I read cozy and historical mysteries, a bit of Paranormal/UF, and to mix it up, I read science and gardening books on occasion.
I love Earlene Fowler's Benni Harper mystery series, but shied away from this book for years because it sounded sappy. It wasn't sappy, but I still didn't like it much. Even though I knew from reading the acknowledgments in her Benni Harper books that she is a vocal Christian (not in a bad way - just an active credit to her faith front and center in each book - I did not know this one and its follow up would have a concentration of faith and Christianity as part of its storyline.
It wasn't too heavy handed, and the author made sure the characters were non-judgemental and weren't too picky what the 'higher power' was called, but it still wasn't my jam. It's not that I'm an atheist; I'm not. But I am cynical; the more you talk about it, the more apt I am to to think you're trying too hard.

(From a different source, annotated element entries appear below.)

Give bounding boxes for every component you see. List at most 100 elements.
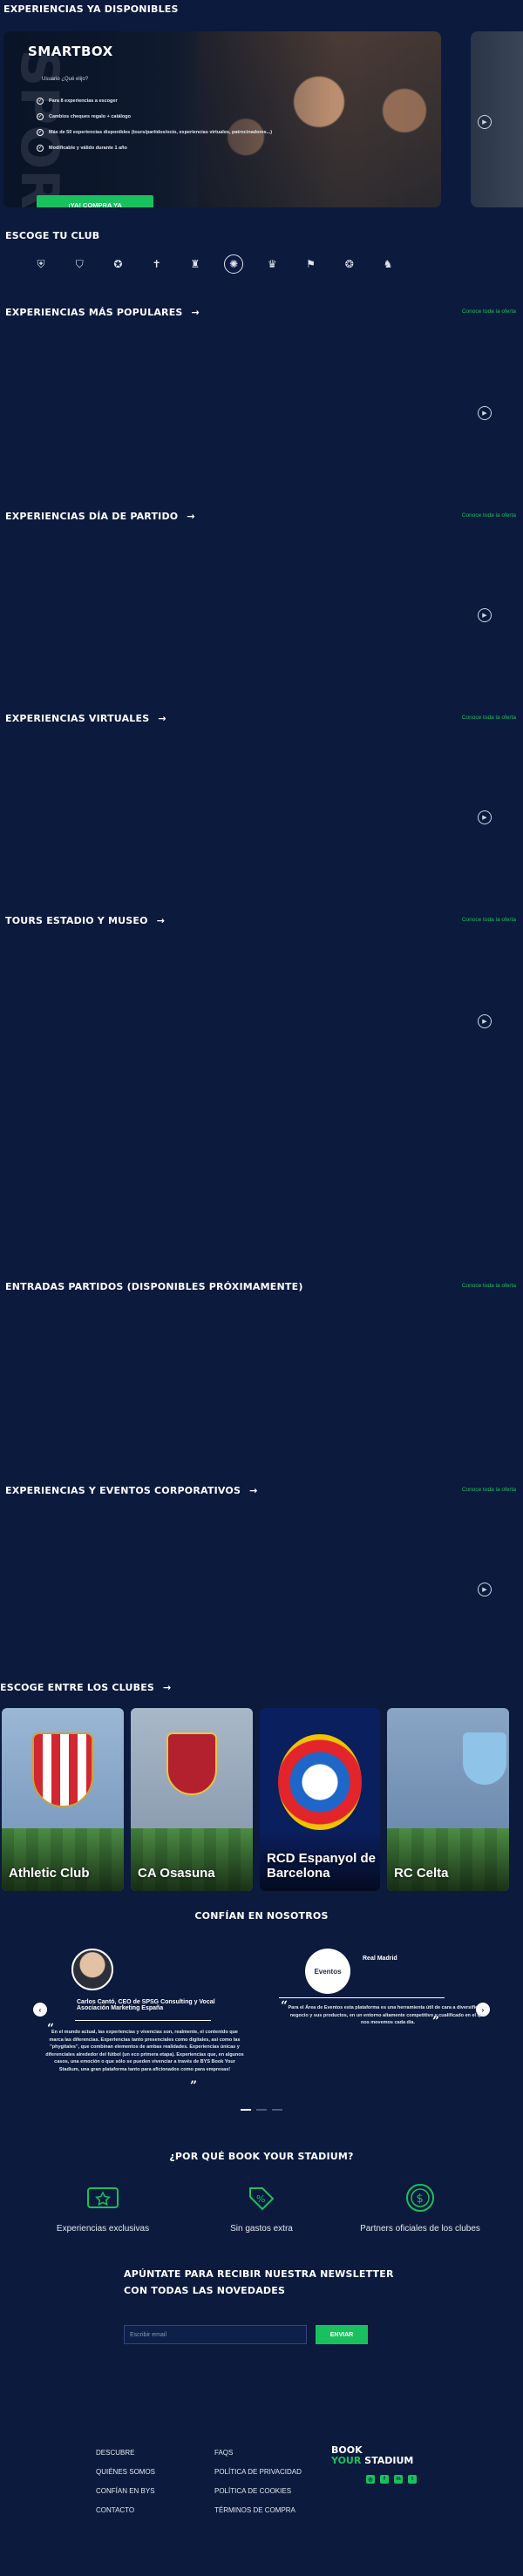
- arrow-right-icon: →: [187, 511, 195, 522]
- divider: [75, 2020, 211, 2021]
- arrow-right-icon: →: [156, 915, 166, 926]
- athletic-crest-icon[interactable]: ⛨: [31, 254, 51, 274]
- book-your-stadium-logo[interactable]: BOOK YOUR STADIUM: [331, 2444, 414, 2467]
- testimonial-author: Real Madrid: [363, 1956, 397, 1962]
- check-icon: ✓: [37, 129, 44, 136]
- category-title-text: EXPERIENCIAS Y EVENTOS CORPORATIVOS: [5, 1485, 241, 1496]
- play-icon: ▶: [482, 410, 487, 417]
- twitter-icon[interactable]: t: [408, 2475, 417, 2484]
- subscribe-button[interactable]: ENVIAR: [316, 2325, 368, 2344]
- see-all-link[interactable]: Conoce toda la oferta: [462, 715, 516, 721]
- check-icon: ✓: [37, 145, 44, 152]
- category-title-text: EXPERIENCIAS MÁS POPULARES: [5, 307, 183, 318]
- why-item: % Sin gastos extra: [183, 2180, 340, 2234]
- buy-now-button[interactable]: ¡YA! COMPRA YA: [37, 195, 153, 207]
- cross-crest-icon[interactable]: ✝: [147, 254, 166, 274]
- hero-card[interactable]: SPORT SMARTBOX Usuario ¿Qué elijo? ✓ Para…: [3, 31, 441, 207]
- arrow-right-icon: →: [249, 1485, 258, 1496]
- see-all-link[interactable]: Conoce toda la oferta: [462, 917, 516, 923]
- testimonial-quote: Para el Área de Eventos esta plataforma …: [288, 2005, 488, 2026]
- celta-crest-icon: [463, 1732, 506, 1785]
- club-card[interactable]: RCD Espanyol de Barcelona: [260, 1708, 380, 1891]
- category-title-text: EXPERIENCIAS VIRTUALES: [5, 713, 150, 724]
- club-cards-title[interactable]: ESCOGE ENTRE LOS CLUBES →: [0, 1682, 171, 1693]
- see-all-link[interactable]: Conoce toda la oferta: [462, 1283, 516, 1289]
- see-all-link[interactable]: Conoce toda la oferta: [462, 1487, 516, 1493]
- see-all-link[interactable]: Conoce toda la oferta: [462, 512, 516, 519]
- sevilla-crest-icon[interactable]: ✺: [224, 254, 244, 274]
- carousel-next-button[interactable]: ▶: [478, 115, 492, 129]
- carousel-dot[interactable]: [272, 2109, 282, 2111]
- club-card[interactable]: CA Osasuna: [131, 1708, 253, 1891]
- category-title[interactable]: ENTRADAS PARTIDOS (DISPONIBLES PRÓXIMAME…: [5, 1281, 520, 1292]
- footer-link-terminos[interactable]: TÉRMINOS DE COMPRA: [214, 2506, 302, 2514]
- category-section: EXPERIENCIAS VIRTUALES → Conoce toda la o…: [5, 713, 520, 724]
- club-card[interactable]: RC Celta: [387, 1708, 509, 1891]
- espanyol-crest-icon: [278, 1734, 362, 1830]
- category-title[interactable]: EXPERIENCIAS VIRTUALES →: [5, 713, 520, 724]
- category-section: EXPERIENCIAS MÁS POPULARES → Conoce toda …: [5, 307, 520, 318]
- category-title[interactable]: EXPERIENCIAS Y EVENTOS CORPORATIVOS →: [5, 1485, 520, 1496]
- footer-link-descubre[interactable]: DESCUBRE: [96, 2449, 155, 2457]
- club-card-shade: [2, 1830, 124, 1891]
- real-madrid-crest-icon[interactable]: ♛: [262, 254, 282, 274]
- footer-link-quienes-somos[interactable]: QUIÉNES SOMOS: [96, 2468, 155, 2476]
- play-icon: ▶: [482, 119, 487, 125]
- hero-brand: SMARTBOX: [28, 44, 113, 59]
- club-picker-title-text: ESCOGE TU CLUB: [5, 230, 100, 241]
- category-title[interactable]: TOURS ESTADIO Y MUSEO →: [5, 915, 520, 926]
- footer-link-confian[interactable]: CONFÍAN EN BYS: [96, 2487, 155, 2495]
- valencia-crest-icon[interactable]: ♞: [378, 254, 397, 274]
- divider: [279, 1997, 445, 1998]
- footer-link-contacto[interactable]: CONTACTO: [96, 2506, 155, 2514]
- why-label: Partners oficiales de los clubes: [360, 2224, 480, 2234]
- category-title-text: TOURS ESTADIO Y MUSEO: [5, 915, 148, 926]
- hero-feature-text: Cambios cheques regalo + catálogo: [49, 114, 131, 119]
- category-section: ENTRADAS PARTIDOS (DISPONIBLES PRÓXIMAME…: [5, 1281, 520, 1292]
- footer-link-cookies[interactable]: POLÍTICA DE COOKIES: [214, 2487, 302, 2495]
- espanyol-crest-icon[interactable]: ✪: [108, 254, 127, 274]
- carousel-next-button[interactable]: ▶: [478, 1583, 492, 1596]
- carousel-dots: [241, 2109, 282, 2111]
- why-label: Sin gastos extra: [230, 2224, 293, 2234]
- why-title: ¿POR QUÉ BOOK YOUR STADIUM?: [0, 2151, 523, 2162]
- carousel-next-button[interactable]: ▶: [478, 608, 492, 622]
- club-picker-title: ESCOGE TU CLUB: [5, 230, 99, 241]
- instagram-icon[interactable]: ◎: [366, 2475, 375, 2484]
- carousel-dot[interactable]: [241, 2109, 251, 2111]
- club-picker: ⛨ ⛉ ✪ ✝ ♜ ✺ ♛ ⚑ ❂ ♞: [31, 254, 397, 274]
- category-section: EXPERIENCIAS DÍA DE PARTIDO → Conoce toda…: [5, 511, 520, 522]
- shield-crest-icon[interactable]: ⚑: [302, 254, 321, 274]
- footer-link-faqs[interactable]: FAQS: [214, 2449, 302, 2457]
- club-card-name: RCD Espanyol de Barcelona: [267, 1850, 377, 1881]
- carousel-dot[interactable]: [256, 2109, 267, 2111]
- category-title[interactable]: EXPERIENCIAS DÍA DE PARTIDO →: [5, 511, 520, 522]
- betis-crest-icon[interactable]: ♜: [186, 254, 205, 274]
- category-title-text: ENTRADAS PARTIDOS (DISPONIBLES PRÓXIMAME…: [5, 1281, 303, 1292]
- dollar-coin-icon: $: [403, 2180, 438, 2215]
- quote-open-icon: “: [281, 1999, 289, 2013]
- celta-crest-icon[interactable]: ❂: [340, 254, 359, 274]
- see-all-link[interactable]: Conoce toda la oferta: [462, 308, 516, 315]
- linkedin-icon[interactable]: in: [394, 2475, 403, 2484]
- eventos-logo-text: Eventos: [314, 1967, 342, 1976]
- category-title[interactable]: EXPERIENCIAS MÁS POPULARES →: [5, 307, 520, 318]
- carousel-next-button[interactable]: ▶: [478, 1014, 492, 1028]
- facebook-icon[interactable]: f: [380, 2475, 389, 2484]
- carousel-next-button[interactable]: ▶: [478, 406, 492, 420]
- testimonial-prev-button[interactable]: ‹: [33, 2003, 47, 2017]
- club-cards-title-text: ESCOGE ENTRE LOS CLUBES: [0, 1682, 155, 1693]
- arrow-right-icon: →: [158, 713, 166, 724]
- club-card-shade: [387, 1830, 509, 1891]
- svg-text:$: $: [417, 2193, 424, 2206]
- club-card[interactable]: Athletic Club: [2, 1708, 124, 1891]
- carousel-next-button[interactable]: ▶: [478, 810, 492, 824]
- osasuna-crest-icon[interactable]: ⛉: [70, 254, 89, 274]
- logo-line-2b: STADIUM: [364, 2455, 414, 2467]
- avatar: [71, 1949, 113, 1990]
- footer-link-privacidad[interactable]: POLÍTICA DE PRIVACIDAD: [214, 2468, 302, 2476]
- email-input[interactable]: Escribir email: [124, 2325, 307, 2344]
- eventos-logo: Eventos: [305, 1949, 350, 1994]
- trust-title: CONFÍAN EN NOSOTROS: [0, 1910, 523, 1922]
- hero-feature: ✓ Para 8 experiencias a escoger: [37, 98, 316, 105]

So, I wasn't inclined to enjoy the story, although I did, like all the author's other books, become invested in the characters and this is what kept me reading. A lot of characters were American Indian, which added a more realistic roundness to the community of Cardinal Valley. And the story's 'mystery' was pretty damn shocking. Mostly because I wasn't expecting this to be a story that went in that direction, but also because Fowler's other work avoided the decidedly less functional dynamics that happen when people have too much power and influence. Everything about this story was tragic.
In retrospect, I probably liked this book more than my rating suggests. I read the second one before I wrote this and I'm pretty sure it coloured my feelings about this book. The story here was compelling and the book ended on a hopeful note. Unfortunately, it ends with unresolved issues, making the second book necessary if closure for the reader is a priority and well... I didn't like the second book.